You can also create documents directly by instantiating a new PDF object:

pdf = Origami::PDF.new

pdf.append_page
pdf.pages.first.write "Hello", size: 30

pdf.save("example.pdf")

# Another way of doing it
Origami::PDF.write("example.pdf") do |pdf|
    pdf.append_page do |page|
        page.write "Hello", size: 30
    end
end

Take a look at the examples and bin directories for some examples of advanced usage.

Tools

Origami comes with a set of tools to manipulate PDF documents from the command line.

  • pdfcop: Runs some heuristic checks to detect dangerous contents.
  • pdfdecompress: Strips compression filters out of a document.
  • pdfdecrypt: Removes encrypted contents from a document.
  • pdfencrypt: Encrypts a PDF document.
  • pdfexplode: Explodes a document into several documents, each of them having one deleted resource. Useful for reduction of crash cases after a fuzzing session.
  • pdfextract: Extracts binary resources of a document (images, scripts, fonts, etc.).
  • pdfmetadata: Displays the metadata contained in a document.
  • pdf2ruby: Converts a PDF into an Origami script rebuilding an equivalent document (experimental).
  • pdfsh: An IRB shell running inside the Origami namespace.

Note: Since version 2.1, pdfwalker has been moved to a separate repository.

Motivation

We were using the excellent Origami library for our Ruby OCR client library.

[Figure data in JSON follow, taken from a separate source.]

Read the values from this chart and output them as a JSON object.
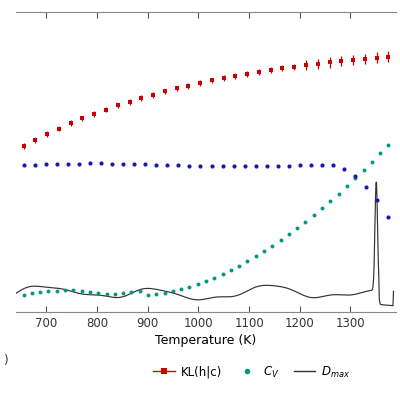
{
  "x_min": 640,
  "x_max": 1390,
  "x_ticks": [
    700,
    800,
    900,
    1000,
    1100,
    1200,
    1300
  ],
  "xlabel": "Temperature (K)",
  "red_color": "#cc0000",
  "blue_color": "#1a1aaa",
  "teal_color": "#009980",
  "black_color": "#333333",
  "background_color": "#ffffff",
  "figsize": [
    4.0,
    4.0
  ],
  "dpi": 100
}
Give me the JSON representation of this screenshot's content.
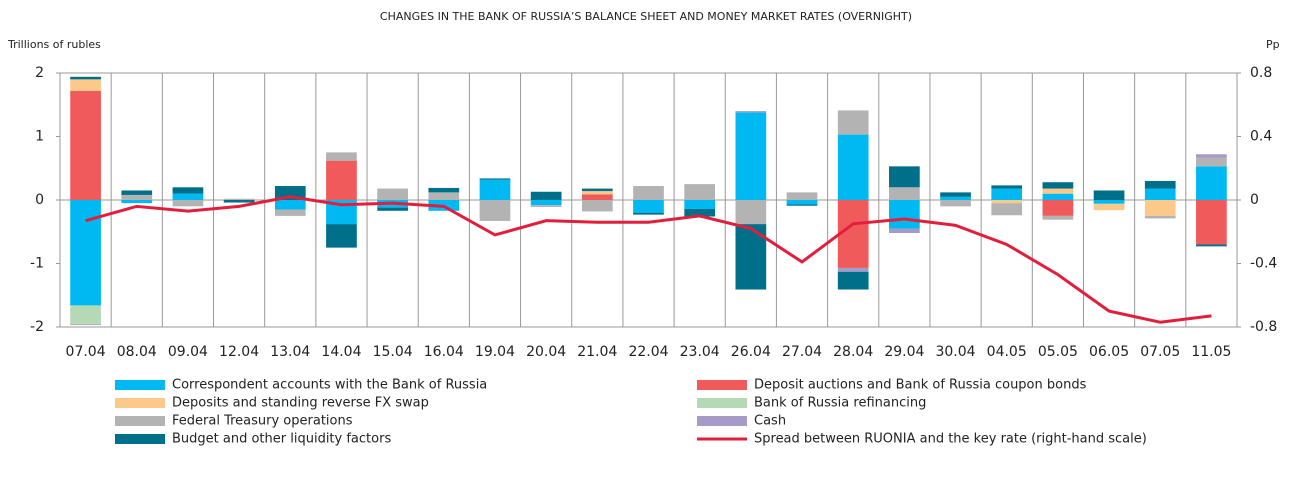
{
  "chart_data": {
    "type": "bar",
    "stacked": true,
    "title": "CHANGES IN THE BANK OF RUSSIA’S BALANCE SHEET AND MONEY MARKET RATES (OVERNIGHT)",
    "y_label": "Trillions of rubles",
    "y2_label": "Pp",
    "categories": [
      "07.04",
      "08.04",
      "09.04",
      "12.04",
      "13.04",
      "14.04",
      "15.04",
      "16.04",
      "19.04",
      "20.04",
      "21.04",
      "22.04",
      "23.04",
      "26.04",
      "27.04",
      "28.04",
      "29.04",
      "30.04",
      "04.05",
      "05.05",
      "06.05",
      "07.05",
      "11.05"
    ],
    "ylim": [
      -2,
      2
    ],
    "yticks": [
      2,
      1,
      0,
      -1,
      -2
    ],
    "y2lim": [
      -0.8,
      0.8
    ],
    "y2ticks": [
      0.8,
      0.4,
      0,
      -0.4,
      -0.8
    ],
    "series": [
      {
        "name": "Correspondent accounts with the Bank of Russia",
        "color": "#00b9f2",
        "values": [
          -1.66,
          -0.05,
          0.1,
          0,
          -0.15,
          -0.38,
          -0.12,
          -0.17,
          0.32,
          -0.08,
          0,
          -0.2,
          -0.14,
          1.38,
          -0.07,
          1.03,
          -0.45,
          0.05,
          0.18,
          0.1,
          -0.06,
          0.18,
          0.53
        ]
      },
      {
        "name": "Deposit auctions and Bank of Russia coupon bonds",
        "color": "#f05a5a",
        "values": [
          1.72,
          0,
          0,
          0,
          0,
          0.62,
          0,
          0,
          0,
          0,
          0.09,
          0,
          0,
          0,
          0,
          -1.07,
          0,
          0,
          0,
          -0.25,
          0,
          0,
          -0.7
        ]
      },
      {
        "name": "Deposits and standing reverse FX swap",
        "color": "#fdc98a",
        "values": [
          0.18,
          0,
          0,
          0,
          0,
          0,
          0,
          0,
          0,
          0,
          0.05,
          0,
          0,
          0,
          0,
          0,
          0,
          0,
          -0.05,
          0.08,
          -0.1,
          -0.25,
          0
        ]
      },
      {
        "name": "Bank of Russia refinancing",
        "color": "#b5d9b4",
        "values": [
          -0.29,
          0,
          0,
          0,
          0,
          0,
          0,
          0,
          0,
          0,
          0,
          0,
          0,
          0,
          0,
          0,
          0,
          0,
          0,
          0,
          0,
          0,
          0
        ]
      },
      {
        "name": "Federal Treasury operations",
        "color": "#b3b3b3",
        "values": [
          -0.02,
          0.08,
          -0.1,
          0.02,
          -0.1,
          0.13,
          0.18,
          0.12,
          -0.33,
          -0.03,
          -0.18,
          0.22,
          0.25,
          -0.38,
          0.12,
          0.38,
          0.2,
          -0.1,
          -0.19,
          -0.06,
          0,
          -0.04,
          0.14
        ]
      },
      {
        "name": "Cash",
        "color": "#a59ac8",
        "values": [
          0,
          0,
          0,
          0,
          0,
          0,
          0,
          0,
          0,
          0,
          0,
          0,
          0,
          0.02,
          0,
          -0.06,
          -0.07,
          0,
          0,
          0,
          0,
          0,
          0.05
        ]
      },
      {
        "name": "Budget and other liquidity factors",
        "color": "#006f8a",
        "values": [
          0.04,
          0.07,
          0.1,
          -0.04,
          0.22,
          -0.37,
          -0.05,
          0.07,
          0.02,
          0.13,
          0.04,
          -0.03,
          -0.12,
          -1.03,
          -0.02,
          -0.28,
          0.33,
          0.07,
          0.05,
          0.1,
          0.15,
          0.12,
          -0.03
        ]
      },
      {
        "name": "Spread between RUONIA and the key rate (right-hand scale)",
        "color": "#e31e3c",
        "type": "line",
        "axis": "y2",
        "values": [
          -0.13,
          -0.04,
          -0.07,
          -0.04,
          0.02,
          -0.03,
          -0.02,
          -0.04,
          -0.22,
          -0.13,
          -0.14,
          -0.14,
          -0.1,
          -0.18,
          -0.39,
          -0.15,
          -0.12,
          -0.16,
          -0.28,
          -0.47,
          -0.7,
          -0.77,
          -0.73
        ]
      }
    ]
  }
}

Unfortunately, it seems the Origami project is now inactive, and as we needed to add Ruby 3.0 support, the decision was made to fork Origami.

We also noticed that the colorize library is licensed under GPL, meaning that Origami cannot be licensed under the LGPL.
It was therefore replaced by Rainbow which has similar functionality, and is licensed under MIT.

Furthermore, we are now in a better position to fix any problems related to PDF parsing that are encountered by our users.

As such it is our intention to support functionalities within the scope of our client library.

We do not claim to be an official successor to Origami.

License

Origami is distributed under the LGPL license.

Copyright © 2019 Guillaume Delugré

Copyright © 2022 Mindee, SA